Ethan Holland, a 21-year-old recruit out of Colorado Springs, fits that bill.
Holland graduated with a degree in math this year from Colorado College, where he ran track and cross country. After spending so much time indoors studying during his final year, he realized he did not want a career behind a desk. So he headed for a recruiting office.
“Being a part of a team is a big deal to me,” he said. “Everything about the military that I’ve heard is that’s how it is. I’ve heard in special operations, it’s a very professional group. That really appeals to me. I want to be part of something that’s really good at what they do and takes pride toward that and works toward that.”
Holland plans to begin basic training in November and serve as a combat controller or in pararescue.
Learning where to look Once the 330th knew they wanted certain recruits, they had to figure out where to find them. The squadron met with their counterparts in Army Special Forces and the Navy SEALs, who Kerns said found themselves in a similar recruiting predicament about 10 years ago. The SEALs provided a map of locations where they recruit some of their best candidates.
“They’ve been very gracious to open their doors and say, ‘Hey, this is how we solved this problem.’ A lot of our model is based initially from what they did to turn things around for themselves,” Kerns said.
Based on the map, there are clear regions of the United States that consistently produce successful candidates for specific military jobs, he said. Factors that play into that include economics, fit lifestyles and the recreation and culture of an area.

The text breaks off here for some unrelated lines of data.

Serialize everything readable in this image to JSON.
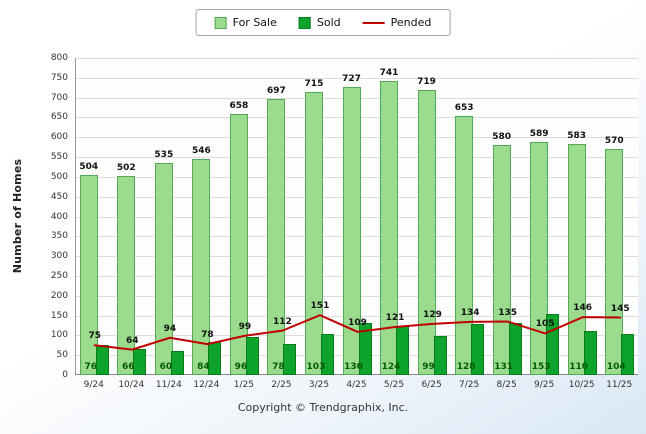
{
  "chart_data": {
    "type": "bar",
    "categories": [
      "9/24",
      "10/24",
      "11/24",
      "12/24",
      "1/25",
      "2/25",
      "3/25",
      "4/25",
      "5/25",
      "6/25",
      "7/25",
      "8/25",
      "9/25",
      "10/25",
      "11/25"
    ],
    "series": [
      {
        "name": "For Sale",
        "type": "bar",
        "color": "#9bdb8d",
        "border": "#55a855",
        "label_color": "#111111",
        "values": [
          504,
          502,
          535,
          546,
          658,
          697,
          715,
          727,
          741,
          719,
          653,
          580,
          589,
          583,
          570
        ]
      },
      {
        "name": "Sold",
        "type": "bar",
        "color": "#0ea32b",
        "border": "#0a7a1e",
        "label_color": "#005c00",
        "values": [
          76,
          66,
          60,
          84,
          96,
          78,
          103,
          130,
          124,
          99,
          128,
          131,
          153,
          110,
          104
        ]
      },
      {
        "name": "Pended",
        "type": "line",
        "color": "#c00000",
        "label_color": "#111111",
        "values": [
          75,
          64,
          94,
          78,
          99,
          112,
          151,
          109,
          121,
          129,
          134,
          135,
          105,
          146,
          145
        ]
      }
    ],
    "title": "",
    "xlabel": "",
    "ylabel": "Number of Homes",
    "ylim": [
      0,
      800
    ],
    "ytick_step": 50,
    "grid": true,
    "legend_position": "top"
  },
  "footer": {
    "copyright": "Copyright © Trendgraphix, Inc."
  }
}
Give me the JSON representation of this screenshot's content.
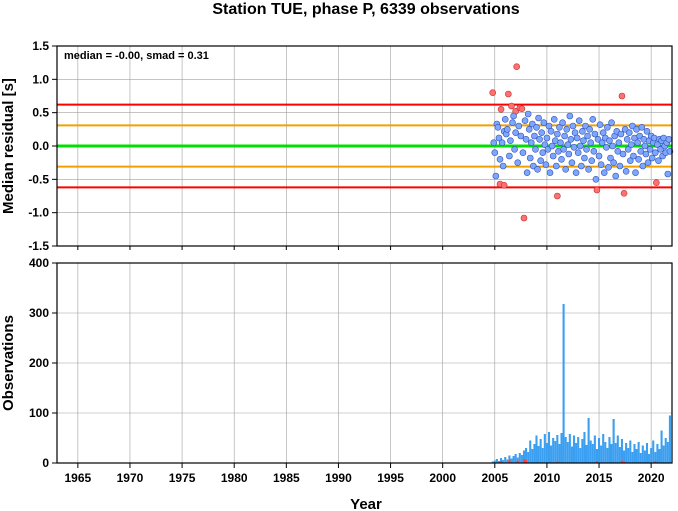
{
  "title": "Station TUE, phase P, 6339 observations",
  "colors": {
    "grid": "#a0a0a0",
    "median_line": "#00e000",
    "smad_line": "#f0a000",
    "limit_line": "#ff0000",
    "inlier_point": "#7da7ff",
    "outlier_point": "#ff7070",
    "bar_main": "#3a9ff0",
    "bar_rejected": "#ff4040"
  },
  "chart_data": [
    {
      "type": "scatter",
      "name": "residuals",
      "ylabel": "Median residual [s]",
      "annotation": "median = -0.00, smad = 0.31",
      "xlim": [
        1963,
        2022
      ],
      "ylim": [
        -1.5,
        1.5
      ],
      "x_ticks": [
        1965,
        1970,
        1975,
        1980,
        1985,
        1990,
        1995,
        2000,
        2005,
        2010,
        2015,
        2020
      ],
      "y_ticks": [
        -1.5,
        -1.0,
        -0.5,
        0.0,
        0.5,
        1.0,
        1.5
      ],
      "y_tick_labels": [
        "-1.5",
        "-1.0",
        "-0.5",
        "0.0",
        "0.5",
        "1.0",
        "1.5"
      ],
      "grid": true,
      "hlines": [
        {
          "y": 0.0,
          "role": "median"
        },
        {
          "y": 0.31,
          "role": "smad"
        },
        {
          "y": -0.31,
          "role": "smad"
        },
        {
          "y": 0.62,
          "role": "limit"
        },
        {
          "y": -0.62,
          "role": "limit"
        }
      ],
      "outliers": [
        {
          "x": 2004.8,
          "y": 0.8
        },
        {
          "x": 2005.6,
          "y": 0.55
        },
        {
          "x": 2006.3,
          "y": 0.78
        },
        {
          "x": 2006.6,
          "y": 0.6
        },
        {
          "x": 2007.1,
          "y": 1.19
        },
        {
          "x": 2007.0,
          "y": 0.52
        },
        {
          "x": 2007.4,
          "y": 0.57
        },
        {
          "x": 2007.6,
          "y": 0.56
        },
        {
          "x": 2005.5,
          "y": -0.57
        },
        {
          "x": 2005.9,
          "y": -0.59
        },
        {
          "x": 2007.8,
          "y": -1.08
        },
        {
          "x": 2011.0,
          "y": -0.75
        },
        {
          "x": 2014.8,
          "y": -0.66
        },
        {
          "x": 2017.2,
          "y": 0.75
        },
        {
          "x": 2017.4,
          "y": -0.71
        },
        {
          "x": 2020.5,
          "y": -0.55
        }
      ],
      "inliers": [
        {
          "x": 2004.9,
          "y": 0.05
        },
        {
          "x": 2005.0,
          "y": -0.1
        },
        {
          "x": 2005.1,
          "y": -0.45
        },
        {
          "x": 2005.2,
          "y": 0.33
        },
        {
          "x": 2005.3,
          "y": 0.28
        },
        {
          "x": 2005.4,
          "y": 0.12
        },
        {
          "x": 2005.5,
          "y": -0.2
        },
        {
          "x": 2005.7,
          "y": 0.05
        },
        {
          "x": 2005.8,
          "y": -0.3
        },
        {
          "x": 2005.9,
          "y": 0.22
        },
        {
          "x": 2006.0,
          "y": 0.4
        },
        {
          "x": 2006.1,
          "y": 0.18
        },
        {
          "x": 2006.2,
          "y": 0.25
        },
        {
          "x": 2006.4,
          "y": -0.15
        },
        {
          "x": 2006.5,
          "y": 0.08
        },
        {
          "x": 2006.7,
          "y": 0.35
        },
        {
          "x": 2006.8,
          "y": 0.45
        },
        {
          "x": 2006.9,
          "y": -0.05
        },
        {
          "x": 2007.0,
          "y": 0.2
        },
        {
          "x": 2007.2,
          "y": -0.25
        },
        {
          "x": 2007.3,
          "y": 0.3
        },
        {
          "x": 2007.5,
          "y": 0.15
        },
        {
          "x": 2007.7,
          "y": -0.1
        },
        {
          "x": 2007.9,
          "y": 0.38
        },
        {
          "x": 2008.0,
          "y": 0.1
        },
        {
          "x": 2008.1,
          "y": -0.4
        },
        {
          "x": 2008.2,
          "y": 0.48
        },
        {
          "x": 2008.3,
          "y": 0.25
        },
        {
          "x": 2008.4,
          "y": -0.18
        },
        {
          "x": 2008.5,
          "y": 0.05
        },
        {
          "x": 2008.6,
          "y": 0.33
        },
        {
          "x": 2008.7,
          "y": -0.3
        },
        {
          "x": 2008.8,
          "y": 0.15
        },
        {
          "x": 2008.9,
          "y": -0.05
        },
        {
          "x": 2009.0,
          "y": 0.28
        },
        {
          "x": 2009.1,
          "y": -0.35
        },
        {
          "x": 2009.2,
          "y": 0.42
        },
        {
          "x": 2009.3,
          "y": 0.1
        },
        {
          "x": 2009.4,
          "y": -0.22
        },
        {
          "x": 2009.5,
          "y": 0.2
        },
        {
          "x": 2009.6,
          "y": -0.1
        },
        {
          "x": 2009.7,
          "y": 0.35
        },
        {
          "x": 2009.8,
          "y": 0.02
        },
        {
          "x": 2009.9,
          "y": -0.28
        },
        {
          "x": 2010.0,
          "y": 0.12
        },
        {
          "x": 2010.1,
          "y": -0.05
        },
        {
          "x": 2010.2,
          "y": 0.3
        },
        {
          "x": 2010.3,
          "y": -0.4
        },
        {
          "x": 2010.4,
          "y": 0.22
        },
        {
          "x": 2010.5,
          "y": 0.0
        },
        {
          "x": 2010.6,
          "y": -0.15
        },
        {
          "x": 2010.7,
          "y": 0.4
        },
        {
          "x": 2010.8,
          "y": 0.08
        },
        {
          "x": 2010.9,
          "y": -0.3
        },
        {
          "x": 2011.0,
          "y": 0.18
        },
        {
          "x": 2011.1,
          "y": -0.08
        },
        {
          "x": 2011.2,
          "y": 0.28
        },
        {
          "x": 2011.3,
          "y": 0.05
        },
        {
          "x": 2011.4,
          "y": -0.2
        },
        {
          "x": 2011.5,
          "y": 0.35
        },
        {
          "x": 2011.6,
          "y": -0.05
        },
        {
          "x": 2011.7,
          "y": 0.15
        },
        {
          "x": 2011.8,
          "y": -0.35
        },
        {
          "x": 2011.9,
          "y": 0.25
        },
        {
          "x": 2012.0,
          "y": 0.02
        },
        {
          "x": 2012.1,
          "y": -0.12
        },
        {
          "x": 2012.2,
          "y": 0.45
        },
        {
          "x": 2012.3,
          "y": 0.1
        },
        {
          "x": 2012.4,
          "y": -0.25
        },
        {
          "x": 2012.5,
          "y": 0.3
        },
        {
          "x": 2012.6,
          "y": -0.02
        },
        {
          "x": 2012.7,
          "y": 0.2
        },
        {
          "x": 2012.8,
          "y": -0.4
        },
        {
          "x": 2012.9,
          "y": 0.12
        },
        {
          "x": 2013.0,
          "y": -0.1
        },
        {
          "x": 2013.1,
          "y": 0.38
        },
        {
          "x": 2013.2,
          "y": 0.0
        },
        {
          "x": 2013.3,
          "y": -0.3
        },
        {
          "x": 2013.4,
          "y": 0.22
        },
        {
          "x": 2013.5,
          "y": 0.08
        },
        {
          "x": 2013.6,
          "y": -0.18
        },
        {
          "x": 2013.7,
          "y": 0.3
        },
        {
          "x": 2013.8,
          "y": -0.05
        },
        {
          "x": 2013.9,
          "y": 0.15
        },
        {
          "x": 2014.0,
          "y": -0.35
        },
        {
          "x": 2014.1,
          "y": 0.25
        },
        {
          "x": 2014.2,
          "y": 0.05
        },
        {
          "x": 2014.3,
          "y": -0.22
        },
        {
          "x": 2014.4,
          "y": 0.4
        },
        {
          "x": 2014.5,
          "y": -0.08
        },
        {
          "x": 2014.6,
          "y": 0.18
        },
        {
          "x": 2014.7,
          "y": -0.5
        },
        {
          "x": 2014.9,
          "y": 0.1
        },
        {
          "x": 2015.0,
          "y": -0.15
        },
        {
          "x": 2015.1,
          "y": 0.32
        },
        {
          "x": 2015.2,
          "y": -0.28
        },
        {
          "x": 2015.3,
          "y": 0.05
        },
        {
          "x": 2015.4,
          "y": 0.2
        },
        {
          "x": 2015.5,
          "y": -0.4
        },
        {
          "x": 2015.6,
          "y": 0.12
        },
        {
          "x": 2015.7,
          "y": -0.02
        },
        {
          "x": 2015.8,
          "y": 0.28
        },
        {
          "x": 2015.9,
          "y": -0.32
        },
        {
          "x": 2016.0,
          "y": 0.08
        },
        {
          "x": 2016.1,
          "y": -0.18
        },
        {
          "x": 2016.2,
          "y": 0.35
        },
        {
          "x": 2016.3,
          "y": 0.0
        },
        {
          "x": 2016.4,
          "y": -0.25
        },
        {
          "x": 2016.5,
          "y": 0.15
        },
        {
          "x": 2016.6,
          "y": -0.45
        },
        {
          "x": 2016.7,
          "y": 0.22
        },
        {
          "x": 2016.8,
          "y": -0.08
        },
        {
          "x": 2016.9,
          "y": 0.05
        },
        {
          "x": 2017.0,
          "y": -0.3
        },
        {
          "x": 2017.1,
          "y": 0.18
        },
        {
          "x": 2017.3,
          "y": -0.12
        },
        {
          "x": 2017.5,
          "y": 0.25
        },
        {
          "x": 2017.6,
          "y": -0.38
        },
        {
          "x": 2017.7,
          "y": 0.1
        },
        {
          "x": 2017.8,
          "y": -0.05
        },
        {
          "x": 2017.9,
          "y": 0.2
        },
        {
          "x": 2018.0,
          "y": -0.22
        },
        {
          "x": 2018.1,
          "y": 0.02
        },
        {
          "x": 2018.2,
          "y": 0.3
        },
        {
          "x": 2018.3,
          "y": -0.15
        },
        {
          "x": 2018.4,
          "y": 0.12
        },
        {
          "x": 2018.5,
          "y": -0.4
        },
        {
          "x": 2018.6,
          "y": 0.25
        },
        {
          "x": 2018.7,
          "y": 0.05
        },
        {
          "x": 2018.8,
          "y": -0.2
        },
        {
          "x": 2018.9,
          "y": 0.15
        },
        {
          "x": 2019.0,
          "y": -0.08
        },
        {
          "x": 2019.1,
          "y": 0.28
        },
        {
          "x": 2019.2,
          "y": -0.3
        },
        {
          "x": 2019.3,
          "y": 0.1
        },
        {
          "x": 2019.4,
          "y": 0.0
        },
        {
          "x": 2019.5,
          "y": -0.12
        },
        {
          "x": 2019.6,
          "y": 0.22
        },
        {
          "x": 2019.7,
          "y": -0.25
        },
        {
          "x": 2019.8,
          "y": 0.08
        },
        {
          "x": 2019.9,
          "y": -0.05
        },
        {
          "x": 2020.0,
          "y": 0.15
        },
        {
          "x": 2020.1,
          "y": -0.18
        },
        {
          "x": 2020.2,
          "y": 0.05
        },
        {
          "x": 2020.3,
          "y": 0.12
        },
        {
          "x": 2020.4,
          "y": -0.1
        },
        {
          "x": 2020.6,
          "y": 0.02
        },
        {
          "x": 2020.7,
          "y": -0.22
        },
        {
          "x": 2020.8,
          "y": 0.1
        },
        {
          "x": 2020.9,
          "y": -0.05
        },
        {
          "x": 2021.0,
          "y": 0.08
        },
        {
          "x": 2021.1,
          "y": -0.15
        },
        {
          "x": 2021.2,
          "y": 0.12
        },
        {
          "x": 2021.3,
          "y": 0.0
        },
        {
          "x": 2021.4,
          "y": -0.1
        },
        {
          "x": 2021.5,
          "y": 0.05
        },
        {
          "x": 2021.6,
          "y": -0.42
        },
        {
          "x": 2021.7,
          "y": 0.1
        },
        {
          "x": 2021.8,
          "y": -0.08
        }
      ]
    },
    {
      "type": "bar",
      "name": "observations",
      "xlabel": "Year",
      "ylabel": "Observations",
      "xlim": [
        1963,
        2022
      ],
      "ylim": [
        0,
        400
      ],
      "x_ticks": [
        1965,
        1970,
        1975,
        1980,
        1985,
        1990,
        1995,
        2000,
        2005,
        2010,
        2015,
        2020
      ],
      "y_ticks": [
        0,
        100,
        200,
        300,
        400
      ],
      "grid": true,
      "bins": [
        {
          "x": 2004.8,
          "v": 3
        },
        {
          "x": 2005.0,
          "v": 5
        },
        {
          "x": 2005.2,
          "v": 8
        },
        {
          "x": 2005.4,
          "v": 4
        },
        {
          "x": 2005.6,
          "v": 10
        },
        {
          "x": 2005.8,
          "v": 6
        },
        {
          "x": 2006.0,
          "v": 12
        },
        {
          "x": 2006.2,
          "v": 7
        },
        {
          "x": 2006.4,
          "v": 15
        },
        {
          "x": 2006.6,
          "v": 9
        },
        {
          "x": 2006.8,
          "v": 14
        },
        {
          "x": 2007.0,
          "v": 18
        },
        {
          "x": 2007.2,
          "v": 11
        },
        {
          "x": 2007.4,
          "v": 20
        },
        {
          "x": 2007.6,
          "v": 16
        },
        {
          "x": 2007.8,
          "v": 25
        },
        {
          "x": 2008.0,
          "v": 30
        },
        {
          "x": 2008.2,
          "v": 22
        },
        {
          "x": 2008.4,
          "v": 45
        },
        {
          "x": 2008.6,
          "v": 28
        },
        {
          "x": 2008.8,
          "v": 38
        },
        {
          "x": 2009.0,
          "v": 55
        },
        {
          "x": 2009.2,
          "v": 34
        },
        {
          "x": 2009.4,
          "v": 48
        },
        {
          "x": 2009.6,
          "v": 30
        },
        {
          "x": 2009.8,
          "v": 58
        },
        {
          "x": 2010.0,
          "v": 40
        },
        {
          "x": 2010.2,
          "v": 62
        },
        {
          "x": 2010.4,
          "v": 35
        },
        {
          "x": 2010.6,
          "v": 50
        },
        {
          "x": 2010.8,
          "v": 44
        },
        {
          "x": 2011.0,
          "v": 56
        },
        {
          "x": 2011.2,
          "v": 38
        },
        {
          "x": 2011.4,
          "v": 60
        },
        {
          "x": 2011.6,
          "v": 318
        },
        {
          "x": 2011.8,
          "v": 52
        },
        {
          "x": 2012.0,
          "v": 42
        },
        {
          "x": 2012.2,
          "v": 58
        },
        {
          "x": 2012.4,
          "v": 33
        },
        {
          "x": 2012.6,
          "v": 55
        },
        {
          "x": 2012.8,
          "v": 40
        },
        {
          "x": 2013.0,
          "v": 52
        },
        {
          "x": 2013.2,
          "v": 30
        },
        {
          "x": 2013.4,
          "v": 48
        },
        {
          "x": 2013.6,
          "v": 62
        },
        {
          "x": 2013.8,
          "v": 36
        },
        {
          "x": 2014.0,
          "v": 90
        },
        {
          "x": 2014.2,
          "v": 45
        },
        {
          "x": 2014.4,
          "v": 38
        },
        {
          "x": 2014.6,
          "v": 55
        },
        {
          "x": 2014.8,
          "v": 28
        },
        {
          "x": 2015.0,
          "v": 50
        },
        {
          "x": 2015.2,
          "v": 35
        },
        {
          "x": 2015.4,
          "v": 58
        },
        {
          "x": 2015.6,
          "v": 42
        },
        {
          "x": 2015.8,
          "v": 30
        },
        {
          "x": 2016.0,
          "v": 52
        },
        {
          "x": 2016.2,
          "v": 38
        },
        {
          "x": 2016.4,
          "v": 88
        },
        {
          "x": 2016.6,
          "v": 40
        },
        {
          "x": 2016.8,
          "v": 55
        },
        {
          "x": 2017.0,
          "v": 32
        },
        {
          "x": 2017.2,
          "v": 48
        },
        {
          "x": 2017.4,
          "v": 25
        },
        {
          "x": 2017.6,
          "v": 40
        },
        {
          "x": 2017.8,
          "v": 30
        },
        {
          "x": 2018.0,
          "v": 45
        },
        {
          "x": 2018.2,
          "v": 22
        },
        {
          "x": 2018.4,
          "v": 38
        },
        {
          "x": 2018.6,
          "v": 28
        },
        {
          "x": 2018.8,
          "v": 42
        },
        {
          "x": 2019.0,
          "v": 20
        },
        {
          "x": 2019.2,
          "v": 35
        },
        {
          "x": 2019.4,
          "v": 25
        },
        {
          "x": 2019.6,
          "v": 40
        },
        {
          "x": 2019.8,
          "v": 18
        },
        {
          "x": 2020.0,
          "v": 30
        },
        {
          "x": 2020.2,
          "v": 45
        },
        {
          "x": 2020.4,
          "v": 22
        },
        {
          "x": 2020.6,
          "v": 38
        },
        {
          "x": 2020.8,
          "v": 28
        },
        {
          "x": 2021.0,
          "v": 65
        },
        {
          "x": 2021.2,
          "v": 35
        },
        {
          "x": 2021.4,
          "v": 50
        },
        {
          "x": 2021.6,
          "v": 42
        },
        {
          "x": 2021.8,
          "v": 95
        }
      ],
      "rejected_bins": [
        {
          "x": 2005.6,
          "v": 4
        },
        {
          "x": 2006.4,
          "v": 6
        },
        {
          "x": 2007.2,
          "v": 5
        },
        {
          "x": 2007.8,
          "v": 8
        },
        {
          "x": 2008.0,
          "v": 6
        },
        {
          "x": 2011.0,
          "v": 3
        },
        {
          "x": 2014.8,
          "v": 4
        },
        {
          "x": 2017.2,
          "v": 5
        },
        {
          "x": 2017.4,
          "v": 3
        },
        {
          "x": 2020.4,
          "v": 4
        }
      ]
    }
  ]
}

The Pacific Northwest produces a lot of candidates for the field of survival, evasion, resistance and escape, commonly referred to as SERE, because outdoor activities and camping are such a big part of the lifestyle there, Kearns said. Good pararescue recruits tend to come from California because of the surfer lifestyle and strong swimming capabilities.
“Saving lives really appeals to them,” he said.
The squadron has recruiters in 100 locations across the country, many of them near college campuses, all reporting back to Randolph Air Force Base.
Sometimes, finding recruits means hosting leadership or fitness events with an athletics program at a college or high school. These can incorporate current or past members of special operations to share their stories.
‘Human weapon system’ Vandevender said the new strategies are also rewarding for the recruiters, who want to see the candidates they send to the Air Force succeed.
“We’re here to set you up for success now,” he said. “In the past, we were here to process you and get you into training. We want everybody to have the best chance to earn their beret. We’re not going to send you until you’re ready for that.”
Kevin Lee Fuller, a 21-year-old student in Saline, Mich., said he’s been working with a special operations recruiter to join the Air Force’s pararescue field. His original interest was to be an Army Ranger but he prefers the idea of saving lives.
“[My recruiter] Tech. Sgt. Jerimiah Baumgartner has been really helpful,” Fuller said. “He’s taught me a lot about what I’m getting into. We’ve done a lot of water confidence exercises.”
Once recruits are ready, they participate in the new eight-week Battlefield Airmen preparatory course at Lackland. The course is designed to further prepare airmen before they arrive for training in their chosen field, and it uses professional athlete-level sports medicine technology to prevent injuries and optimize performance.
“They are treated as elite athletes,” said Kerns, who went through an abridged weeklong version of the course along with his recruiters. “Similar to an aircraft, this is a human weapon system. There’s so much training that goes in to making you mentally, physically and emotionally resilient to be able to handle all these missions.”
Fuller said he’s happy to take the course on his way to pararescue training.
“We’ll be learning about techniques to just become a better athlete in general. I wrestled a lot, but I never had tutelage to that extent,” he said.
For recruits who don’t make it through special operations training, 98 percent are reclassified into a new job in the Air Force.